Der neue Nachhaltigkeitsbericht nach der kürzlich verabschiedeten EU-Corporate Sustainability Reporting Directive (CSRD), die Eingliederung der grünen Leistungsindikatoren nach der Taxonomie-Verordnung sowie die geplante Integration der Angaben zur Befolgung der nachhaltigkeitsbezogenen Sorgfaltspflichten zur Wertschöpfungskette nach der geplanten CSDDD in den Nachhaltigkeitsbericht führen zu einer massiven Ausdehnung des künftigen Prüfungsobjekts für den Berufsstand der Wirtschaftsprüfer. Diese müssen in den kommenden Jahren zunächst mit begrenzter und zeitlich versetzt mit hinreichender Sicherheit die Nachhaltigkeitsberichte von ca. 15.000 Unternehmen in Deutschland prüfen, sofern keine anderen externen Anbieter mit der Prüfung beauftragt werden.

Um eine langfristige integrierte Prüfung von Finanz- und Nachhaltigkeitsbericht durch den Wirtschaftsprüfer (=Abschlussprüfer) mit hinreichender Sicherheit zu erreichen, muss der Berufsstand eine flächendeckende Aus- und Fortbildung von Wirtschaftsprüfern im ESG-Bereich in den nächsten Jahren vollziehen und gleichzeitig dem hartnäckigen Nachwuchsproblem begegnen. Betriebswirtschaftliche und juristische Studiengänge sollten konsequent um Nachhaltigkeitsthemen erweitert werden. Im gleichen Maße bedarf es auch einer signifikanten Erhöhung der Nachhaltigkeitsexpertise in Prüfungsausschüssen bzw. Aufsichtsräten. Last but not least müssen die berichtspflichtigen Unternehmen ihre internen Corporate Governance-Systeme, primär die interne Revision, ausbauen und um ESG-Risken und -Chancen erweitern.

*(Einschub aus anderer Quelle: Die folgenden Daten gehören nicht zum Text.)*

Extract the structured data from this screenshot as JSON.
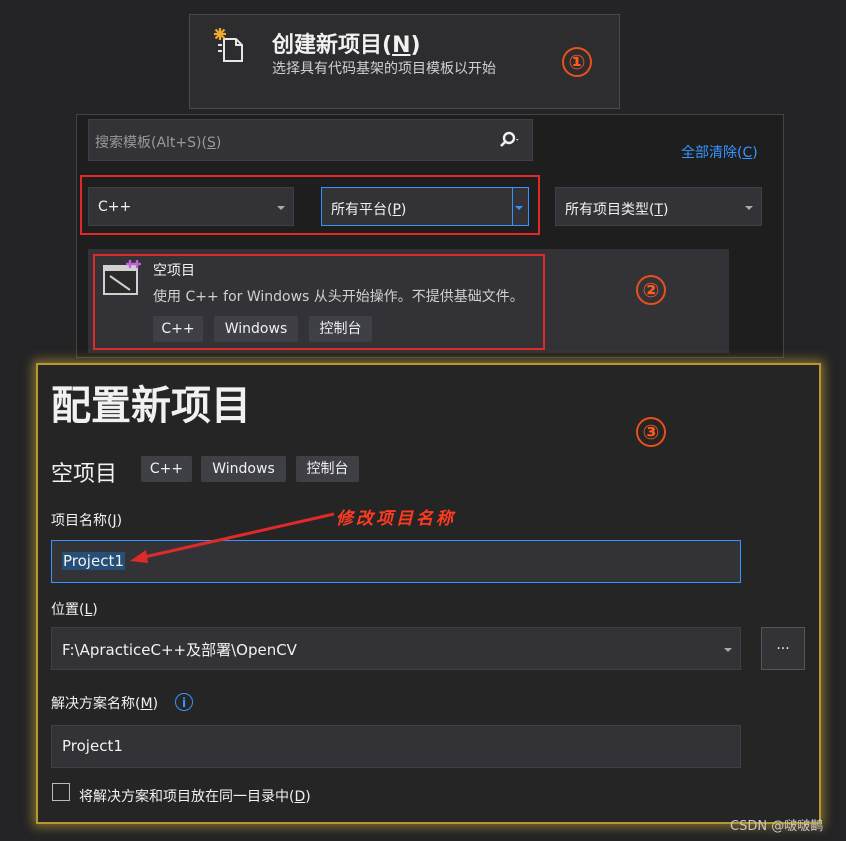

Aktueller regulatorischer Hintergrund

Nach der sog. EU-Non-Financial Reporting Directive (NFRD) aus dem Jahre 2014 müssen nur bestimmte Unternehmen des öffentlichen Interesses (Public Interest Entities – PIEs) eine nichtfinanzielle Erklärung abgeben. Neben einer formellen Pflichtprüfung durch den bestehenden Wirtschaftsprüfer (=Abschlussprüfer) beinhaltet die NFRD ein Mitgliedstaatenwahlrecht, die Prüfung um eine inhaltliche Beurteilung auszudehnen. Die meisten EU-Mitgliedstaaten, u.a. auch Deutschland, haben hierauf verzichtet. Nach dem CSR-Richtlinie-Umsetzungsgesetz (CSR-RUG) schreibt § 317 Abs. 2 Satz 3 HGB lediglich eine Beurteilung vor, ob die nichtfinanzielle Erklärung oder der gesonderte nichtfinanzielle Bericht vorgelegt wurde. Die Unternehmen können jedoch einen freiwilligen Prüfungsauftrag erteilen und hierbei entscheiden, ob die Prüfung analog zur Finanzberichterstattung mit hinreichender Sicherheit oder ressourcensparend mit begrenzter Sicherheit durchgeführt werden soll. Überdies steht es den Unternehmen frei, neben dem Wirtschaftsprüfer andere unabhängige Prüfungsinstanzen mit der freiwilligen inhaltlichen Beurteilung der nichtfinanziellen Erklärung zu beauftragen. Empirischen Untersuchungen zufolge besteht derzeit bei börsennotierten Unternehmen am deutschen Kapitalmarkt eine eindeutige Präferenz, die nichtfinanzielle Erklärung einer freiwilligen Prüfung durch einen Wirtschaftsprüfer mit begrenzter Sicherheit zuzuführen. Ursächlich hierfür ist die gesetzliche Pflicht des Aufsichtsrats zur inhaltlichen Prüfung der nichtfinanziellen Erklärung nach § 171 Abs. 1 Satz 3 AktG und die damit zusammenhängende Unterstützungsleistung des Wirtschaftsprüfers.

Richtlinie (EU) 2022/2464

EUR-Lex

Als zentraler Bestandteil des ambitionierten EU-Green-Deal-Projekts wurde die NFRD durch die Corporate Sustainability Reporting Directive (CSRD) ersetzt, welche einen breiteren Anwenderkreis, ein erhöhtes Volumen der Berichtspflichten und gesteigerte Prüfungspflichten beinhaltet. Die nichtfinanzielle Erklärung wird durch einen umfangreichen Nachhaltigkeitsbericht nach dem Environment, Social & Governance (ESG)-Konzept als Pflichtbestandteil des Lageberichts mit inhaltlicher Prüfungspflicht abgelöst.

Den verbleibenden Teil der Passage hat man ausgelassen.